GAZETTE: How does the Russian 2016 election interference compare to past intelligence operations against the U.S. in terms of its success?

MOWATT-LARSSEN: I would say it’s the most consequential Russian intelligence operation in my lifetime in terms of the attempted scope of their intention to penetrate our domestic politics and influence an American election. I can’t recall a precedent where they were that ambitious and that aggressive in pursuing that kind of goal. It’s hard to imagine that they would have done so with a completely unwilling partner.

GAZETTE: If some in Trump’s inner circle were compromised, how much damage to U.S. intelligence is this having, and in what ways?

MOWATT-LARSSEN: Unfortunately, just the mere suspicion that there might have been willful cooperation between Trump associates and the Russians creates concerns in the intelligence community that they can’t trust the president. That has deep implications on the necessary support that intelligence needs to provide to the president.

GAZETTE: If they don’t feel confident in the president, what effect does that have?

MOWATT-LARSSEN: The key question buried in that question is that they have to trust the president and they have to support the president. The intelligence community cannot make its own decisions to provide or not provide the president the support they are duty-bound to provide. Therefore, it’s absolutely necessary to resolve this investigation one way or another. I have not said the president and his associates are guilty because I don’t know that to be a fact. But I do think this needs to be resolved; there can’t be suspicions.

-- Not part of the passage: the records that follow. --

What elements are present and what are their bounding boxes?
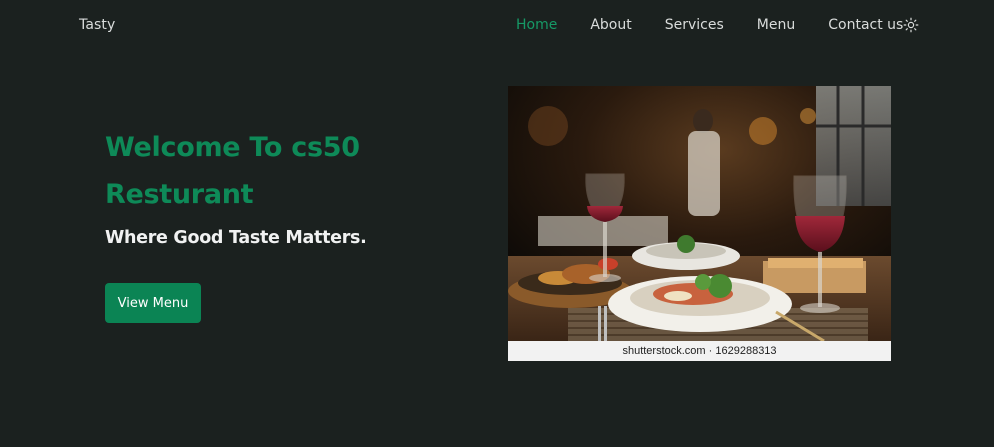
main-nav: Home About Services Menu Contact us <box>516 17 903 33</box>
restaurant-photo: shutterstock.com · 1629288313 <box>508 86 891 361</box>
restaurant-photo-image <box>508 86 891 341</box>
brand-logo[interactable]: Tasty <box>79 17 115 33</box>
nav-home-link[interactable]: Home <box>516 17 557 33</box>
sun-icon[interactable] <box>903 17 919 33</box>
view-menu-button[interactable]: View Menu <box>105 283 201 323</box>
hero-title: Welcome To cs50 Resturant <box>105 132 360 210</box>
nav-menu-link[interactable]: Menu <box>757 17 795 33</box>
page: Tasty Home About Services Menu Contact u… <box>0 0 994 447</box>
nav-contact-link[interactable]: Contact us <box>828 17 903 33</box>
nav-about-link[interactable]: About <box>590 17 631 33</box>
photo-caption: shutterstock.com · 1629288313 <box>508 341 891 361</box>
hero-subtitle: Where Good Taste Matters. <box>105 228 367 248</box>
nav-services-link[interactable]: Services <box>665 17 724 33</box>
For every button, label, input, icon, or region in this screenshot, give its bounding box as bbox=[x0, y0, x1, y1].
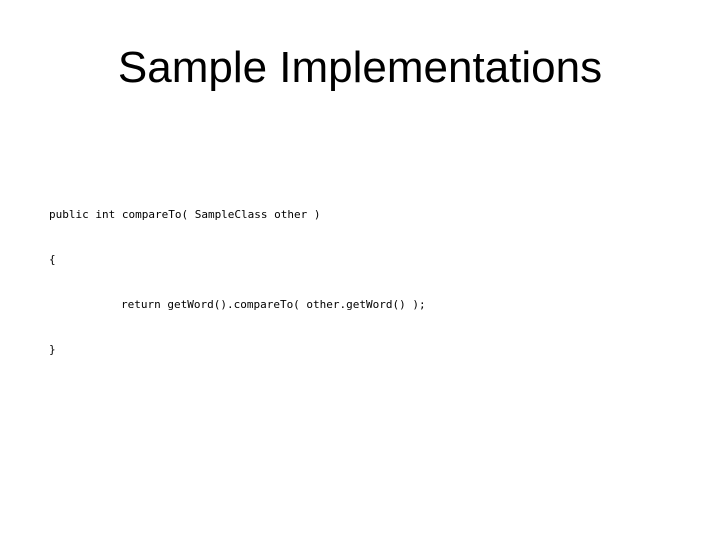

GAZETTE: Why hasn’t the U.S. been able to squelch the effectiveness of tried-and-true espionage techniques from the KGB playbook like kompromat, dezinformatsiya, provokatsiya?

MOWATT-LARSSEN: The Russians have, perhaps, placed a greater emphasis on the aggressive use of the hybrid means or the asymmetric means that are emerging in the intelligence world, most notably cyber tools, and integrated those tools effectively into their classical espionage human means. Their motivations, frankly, are greater than U.S. motivations to incorporate these things in countering their adversaries, in part because the Russians are weaker than the United States. Second, the U.S. has more legal barriers to conducting some of the same activities and responding to the Russians in kind.

Typically, we don’t necessarily respond in a tit-for-tat manner. In classical espionage, that tends to be the case, [but] in the cyber world, I don’t think we see established rules of the game in how we respond to attacks on one another. It’s important to bear in mind that the Russians are attacking us in certain areas, and certainly they regard the U.S. as having attacked them in other areas. It’s not a case of the Russians utilizing cyber means and the U.S. is standing by doing nothing.

GAZETTE: So how do you expect the U.S. intelligence will respond to Russia?

MOWATT-LARSSEN: If I were advising the U.S. government, my first piece of advice would be not to start with the question of how do we retaliate but how do we get to a position [where] there’s less destructive behavior being conducted by both sides against one another’s interest. It’s not a popular idea right now to suggest that the U.S. and Russia, despite everything that’s happened, need to sit down and talk this out. We do need rules of the game. We need to end embarking on a course that leads to cyber mutually assured destruction. We need to lower the level of confrontation and we do need to open up lines of dialogue.

Interview has been edited for clarity and length.